Однако, видимо, в мозгу старпома никак не укладывалось, что с помощью гальюна нельзя унизить человека. Потому он заметил мне как-то, что на кафельном полу в гальюне в нескольких местах со времени постройки присохли шмоты масляной краски и цемента.
– Выдрай! – велел он. – Каждый сантиметр! Чтоб ни кусочка не осталось.
– Инструмента нет, – спокойно возразил я.
– Я тебе найду инструмент! – прошипел старпом. – А солярки Герка даст. Ты мне выдраишь палубу в гальюне!
Освободившись с вахты, он спать не пошел – облазил все судно и в конце концов отыскал где-то железку с острым краем – нечто вроде скребка. А Герка, немного смущаясь, вручил мне банку солярки.
– Такова матросская участь! – сказал он. – Швабра, кранцы, кнехты, трос – вот что должен знать матрос.
Если б забота о чистоте кафеля не имела умысла, я бы и этот приказ выполнил. Но намерения старпома были ясны. И я твердо решил, что краска и цемент так и останутся на гальюнной палубе. Дня три я просто не притрагивался к скребку и солярке. Обнаружив это, старпом потребовал отчета, почему не выполняется приказ. В самой мирной и непринужденной манере, даже с улыбочкой я сказал:
– Да все некогда.
– Что? – Старпом задохнулся от ярости. – То есть как это некогда?
Я так же спокойно напомнил ему, что часов по семь отстаиваю на руле, драю палубу и прочее. И закончил прямо-таки доверительным тоном:
– Вот так, понимаешь, целый день. До кафеля просто руки не доходят.
– А мне плевать! – гаркнул старпом. – Хоть всю ночь чисть. Но утром чтоб был порядок.
Я почти нежно сообщил, что этой ночью несу охранную вахту, и потому до пяти утра буду единственным бодрствующим на нашем «омике» и флагманском.
– Ответственность большая, – сказал я. – Нельзя отвлекаться.
– Хватит дискуссий! – отрезал старпом. – Ночью займись.
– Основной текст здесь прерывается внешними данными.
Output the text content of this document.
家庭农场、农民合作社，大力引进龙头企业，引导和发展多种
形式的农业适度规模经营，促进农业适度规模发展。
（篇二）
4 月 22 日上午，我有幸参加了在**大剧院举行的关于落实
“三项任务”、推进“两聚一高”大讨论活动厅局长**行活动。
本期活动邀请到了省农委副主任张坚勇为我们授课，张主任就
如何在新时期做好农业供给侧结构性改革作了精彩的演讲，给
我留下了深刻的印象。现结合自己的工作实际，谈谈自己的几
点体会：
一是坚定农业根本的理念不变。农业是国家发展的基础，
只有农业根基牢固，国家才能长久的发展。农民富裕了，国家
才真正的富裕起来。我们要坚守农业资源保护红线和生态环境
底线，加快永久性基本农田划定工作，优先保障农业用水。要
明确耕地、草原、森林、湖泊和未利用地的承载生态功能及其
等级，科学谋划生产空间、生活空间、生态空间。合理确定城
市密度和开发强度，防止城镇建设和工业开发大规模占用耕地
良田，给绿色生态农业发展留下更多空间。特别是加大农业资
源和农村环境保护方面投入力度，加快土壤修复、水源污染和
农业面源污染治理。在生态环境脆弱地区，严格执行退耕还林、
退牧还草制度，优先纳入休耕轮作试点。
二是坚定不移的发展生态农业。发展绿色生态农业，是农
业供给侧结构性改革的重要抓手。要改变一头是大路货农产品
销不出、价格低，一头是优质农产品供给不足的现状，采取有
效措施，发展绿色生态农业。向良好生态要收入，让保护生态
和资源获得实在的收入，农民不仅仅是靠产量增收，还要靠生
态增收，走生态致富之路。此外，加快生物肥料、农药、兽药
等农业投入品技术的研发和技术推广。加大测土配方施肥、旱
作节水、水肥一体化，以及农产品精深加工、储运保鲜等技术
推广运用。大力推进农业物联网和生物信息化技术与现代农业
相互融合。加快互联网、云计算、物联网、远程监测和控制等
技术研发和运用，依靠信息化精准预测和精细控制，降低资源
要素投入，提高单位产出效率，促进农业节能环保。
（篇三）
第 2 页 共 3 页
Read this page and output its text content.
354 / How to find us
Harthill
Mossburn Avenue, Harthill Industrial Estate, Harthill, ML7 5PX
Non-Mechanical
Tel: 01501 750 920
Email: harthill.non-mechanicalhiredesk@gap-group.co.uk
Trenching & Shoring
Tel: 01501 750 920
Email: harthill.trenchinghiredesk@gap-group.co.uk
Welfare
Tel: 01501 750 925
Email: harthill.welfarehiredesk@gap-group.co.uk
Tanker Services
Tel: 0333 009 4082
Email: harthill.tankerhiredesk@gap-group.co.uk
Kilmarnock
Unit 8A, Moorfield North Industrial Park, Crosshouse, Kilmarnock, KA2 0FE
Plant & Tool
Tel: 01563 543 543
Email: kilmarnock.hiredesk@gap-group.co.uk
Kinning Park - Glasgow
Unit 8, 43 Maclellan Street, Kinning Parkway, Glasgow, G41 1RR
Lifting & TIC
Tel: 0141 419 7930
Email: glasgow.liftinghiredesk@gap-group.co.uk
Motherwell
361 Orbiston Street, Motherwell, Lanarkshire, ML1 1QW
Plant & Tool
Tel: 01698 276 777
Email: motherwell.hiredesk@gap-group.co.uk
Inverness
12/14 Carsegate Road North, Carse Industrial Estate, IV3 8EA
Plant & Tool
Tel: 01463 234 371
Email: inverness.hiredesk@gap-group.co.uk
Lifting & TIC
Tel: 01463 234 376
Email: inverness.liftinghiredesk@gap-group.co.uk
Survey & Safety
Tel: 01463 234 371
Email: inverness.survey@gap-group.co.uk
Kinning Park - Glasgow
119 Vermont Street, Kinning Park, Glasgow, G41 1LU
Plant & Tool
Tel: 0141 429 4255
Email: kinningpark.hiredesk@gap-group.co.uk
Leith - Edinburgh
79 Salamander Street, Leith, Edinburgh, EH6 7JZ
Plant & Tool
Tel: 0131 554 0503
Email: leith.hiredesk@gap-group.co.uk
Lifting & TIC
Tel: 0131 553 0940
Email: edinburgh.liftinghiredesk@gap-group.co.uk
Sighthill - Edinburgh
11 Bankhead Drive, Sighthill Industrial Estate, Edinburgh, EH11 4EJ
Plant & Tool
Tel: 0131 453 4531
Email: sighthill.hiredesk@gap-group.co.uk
Не будешь кемарить в верхнем салоне. Сделаешь дело.
Он был уверен, что победа осталась за ним, но пока мы спорили, я уже придумал, как обернуть против старпома его же приказ. Потому я немедленно согласился. С ангельской кротостью я сказал:
– Хорошо, раз ты настаиваешь, будет исполнено.
– То-то же! – раздельно произнес старпом. – Здесь тебе флот, а не симпозиум какой-нибудь.
Я и это замечание проглотил, вроде бы безответно, даже кивнул в знак согласия.
На ночь наш «омик» пришвартовался к какому-то заваленному хламом пирсу.
Около трех ночи с берега раздалась похабная песня, и на берег выкатились Халин и Герка. Оба едва держались на ногах. И все же в мозгу старпома его приказ, видимо, засел крепко, ибо он спросил меня заплетающимся языком:
– Гальюн вычистил?
Я поспешил успокоить Халина в его же манере:
– К утру все будет о’кей.
– Смотри! – погрозил он мне пальцем.